Dave - Thanks for that, that makes perfect sense, and will save me a lot of time in the future.

Jason - I agree that the frames are now a bit too thick - they are like this because I was feeling too lazy to adjust the door components, but I will be re-working this to have thinner frames. I then get to present this to the 'client' on sunday, hopefully she'll like it and give me the go ahead.


----------



## ByronBlack (14 May 2010)

Ok, I think I've finally finished it.

I am unlikely going to change it from this, and this is what I shall be presenting to mother dearest this weekend.

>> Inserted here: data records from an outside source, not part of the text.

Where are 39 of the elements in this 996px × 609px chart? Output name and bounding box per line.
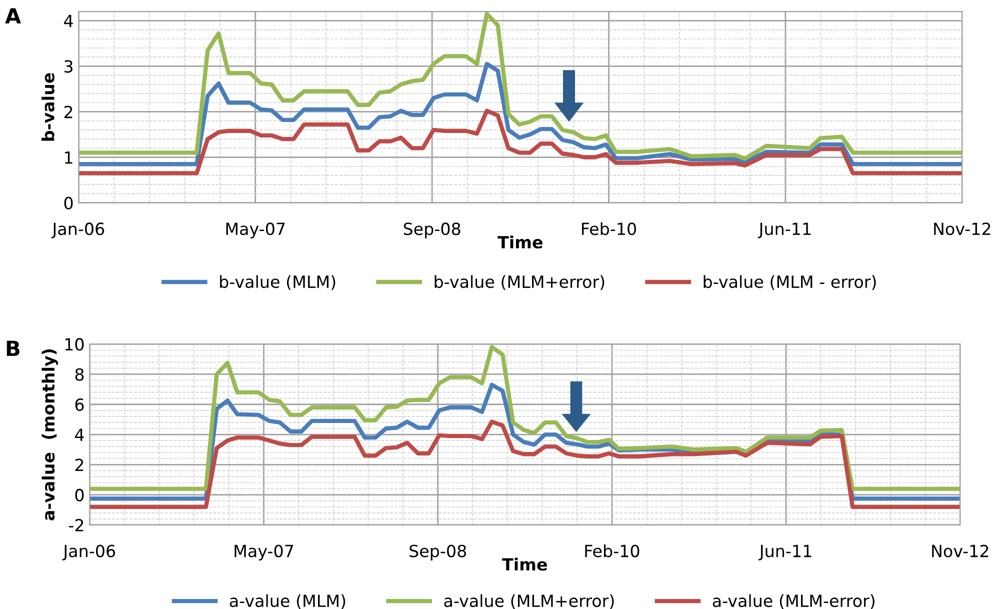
x-tick-label: Jun-11 <box>758 222 811 238</box>
y-tick-label: 10 <box>65 338 84 351</box>
y-tick-label: 4 <box>74 428 84 441</box>
line-series <box>90 420 960 509</box>
x-tick-label: May-07 <box>234 544 294 561</box>
text: B <box>6 340 20 356</box>
y-axis-title: a-value (monthly) <box>42 349 58 520</box>
x-axis-title: Time <box>502 558 547 571</box>
x-tick-label: Feb-10 <box>582 222 636 236</box>
x-tick-label: May-07 <box>226 222 285 238</box>
legend-label: a-value (MLM-error) <box>712 594 874 609</box>
x-tick-label: Nov-12 <box>932 544 988 558</box>
line-series <box>78 62 962 166</box>
line-series <box>78 108 962 176</box>
y-tick-label: 1 <box>65 151 72 164</box>
y-tick-label: 0 <box>75 488 84 502</box>
y-axis-title: b-value <box>42 73 54 141</box>
y-tick-label: 6 <box>75 398 84 411</box>
x-tick-label: Jan-06 <box>62 544 116 560</box>
legend-label: b-value (MLM - error) <box>704 275 876 290</box>
x-tick-label: Sep-08 <box>404 222 460 238</box>
y-tick-label: 2 <box>64 106 72 118</box>
x-tick-label: Nov-12 <box>934 222 990 236</box>
y-tick-label: 2 <box>75 458 84 471</box>
y-tick-label: 3 <box>64 60 72 73</box>
legend-label: a-value (MLM) <box>230 594 346 609</box>
legend-label: b-value (MLM) <box>220 275 336 290</box>
text: A <box>5 8 21 24</box>
x-axis-title: Time <box>498 236 542 248</box>
y-tick-label: 4 <box>64 14 73 28</box>
y-tick-label: 0 <box>64 196 73 210</box>
x-tick-label: Jan-06 <box>51 222 104 238</box>
y-tick-label: -2 <box>68 518 84 532</box>
x-tick-label: Jun-11 <box>758 544 812 560</box>
x-tick-label: Sep-08 <box>410 544 466 561</box>
y-tick-label: 8 <box>75 368 84 381</box>
legend-label: b-value (MLM+error) <box>434 275 604 290</box>
legend-label: a-value (MLM+error) <box>444 594 614 609</box>
x-tick-label: Feb-10 <box>585 544 640 558</box>
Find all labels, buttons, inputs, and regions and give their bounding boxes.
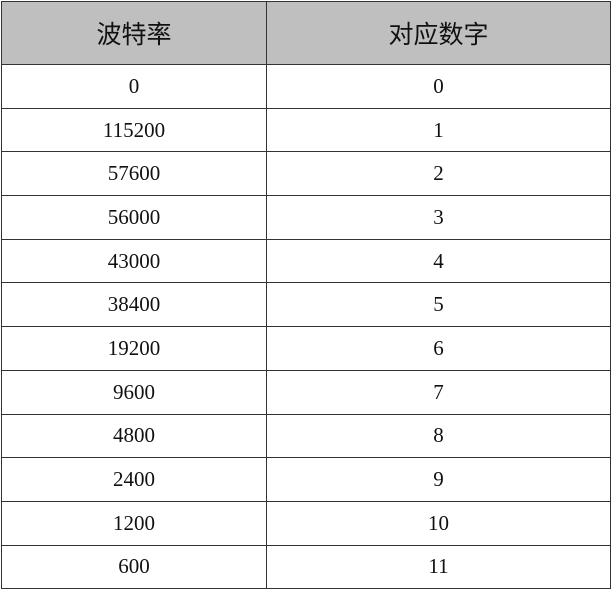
code-cell: 0: [266, 64, 611, 109]
header-code: 对应数字: [266, 1, 611, 65]
table-row: 4800 8: [1, 413, 611, 459]
code-cell: 3: [266, 195, 611, 240]
code-cell: 4: [266, 238, 611, 284]
baud-rate-cell: 19200: [1, 326, 267, 371]
code-cell: 7: [266, 369, 611, 415]
baud-rate-cell: 0: [1, 64, 267, 109]
table-row: 38400 5: [1, 282, 611, 328]
header-baud-rate: 波特率: [1, 1, 267, 65]
table-row: 19200 6: [1, 326, 611, 371]
baud-rate-cell: 56000: [1, 195, 267, 240]
table-row: 56000 3: [1, 195, 611, 240]
table-row: 115200 1: [1, 107, 611, 153]
baud-rate-cell: 38400: [1, 282, 267, 328]
baud-rate-cell: 9600: [1, 369, 267, 415]
baud-rate-cell: 4800: [1, 413, 267, 459]
baud-rate-cell: 600: [1, 544, 267, 590]
table-row: 1200 10: [1, 500, 611, 546]
code-cell: 9: [266, 457, 611, 502]
code-cell: 1: [266, 107, 611, 153]
code-cell: 5: [266, 282, 611, 328]
baud-rate-cell: 2400: [1, 457, 267, 502]
table-row: 9600 7: [1, 369, 611, 415]
baud-rate-cell: 1200: [1, 500, 267, 546]
code-cell: 6: [266, 326, 611, 371]
header-row: 波特率 对应数字: [1, 1, 611, 65]
code-cell: 10: [266, 500, 611, 546]
baud-rate-cell: 57600: [1, 151, 267, 197]
table-row: 57600 2: [1, 151, 611, 197]
code-cell: 8: [266, 413, 611, 459]
code-cell: 11: [266, 544, 611, 590]
code-cell: 2: [266, 151, 611, 197]
baud-rate-cell: 115200: [1, 107, 267, 153]
table-row: 600 11: [1, 544, 611, 590]
baud-rate-cell: 43000: [1, 238, 267, 284]
table-row: 43000 4: [1, 238, 611, 284]
table-row: 2400 9: [1, 457, 611, 502]
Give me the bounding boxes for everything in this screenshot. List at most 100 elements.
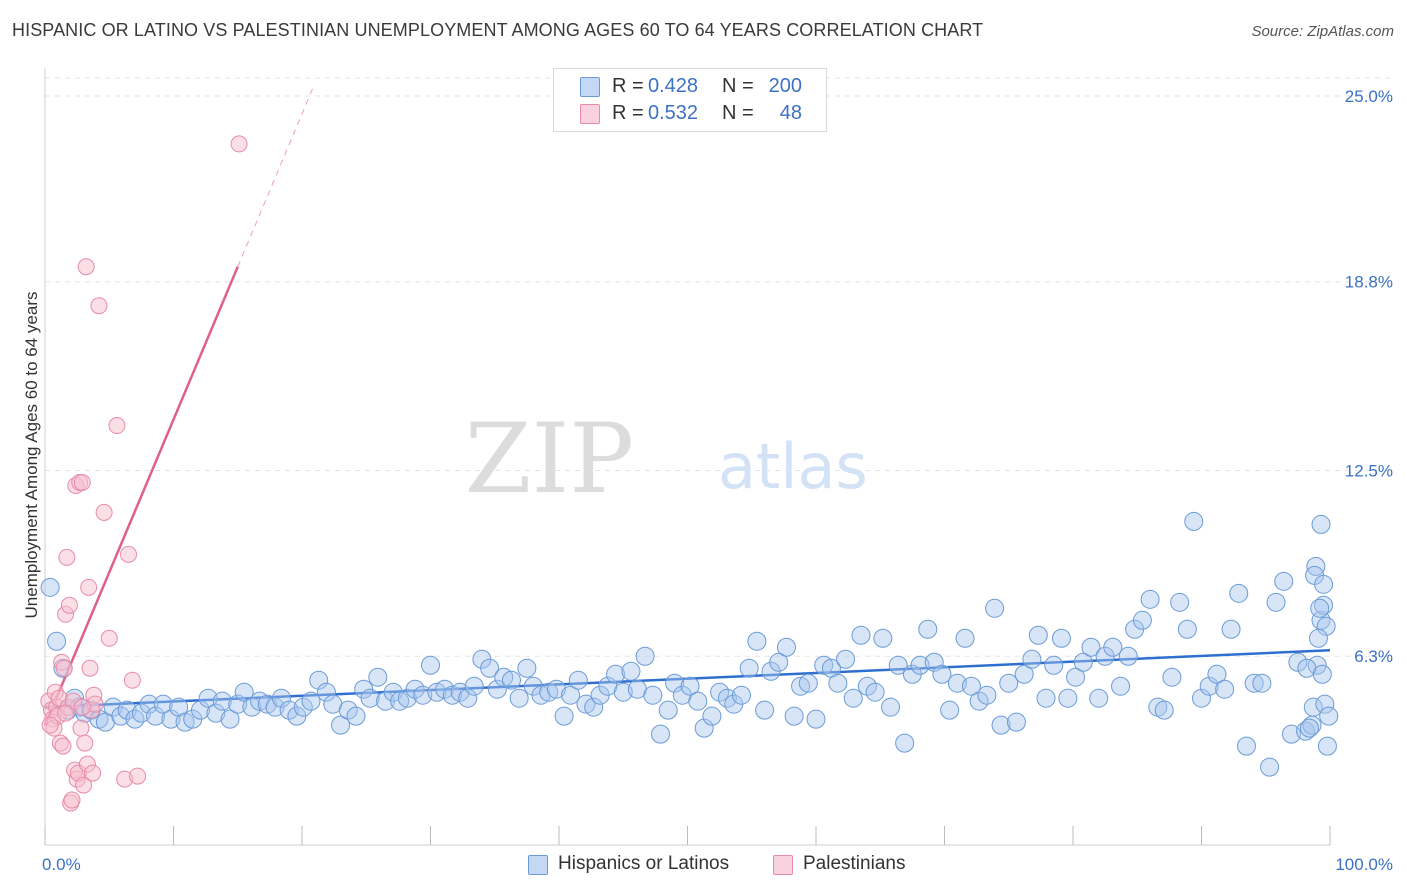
hispanics-point <box>228 694 248 714</box>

Thanks a lot to all of your input, it's been a great help!


----------



## SketchUp Guru (14 May 2010)

I hope she likes it.

Delete the guide points at the bottom before you show it to her.


----------



## ByronBlack (14 May 2010)

Dave R":2a0xznd0 said:


> I hope she likes it.
> 
> Delete the guide points at the bottom before you show it to her.



Certainly will - I'm going to mock up the lounge alcove in sketchup as well so she can 'see' it in situ.


----------



## SketchUp Guru (14 May 2010)

That's a good idea. Then, instead of making screen grabs, export images to show here. they'll look nicer that way.


----------



## Benchwayze (19 May 2010)

The design is good in the first pic for me. 
I would have one door, and glass shelves. That would make it look considerably lighter, and show off the contents better. 
Just a thought. 
Mustn't let SWIMBO see it though! 

John


----------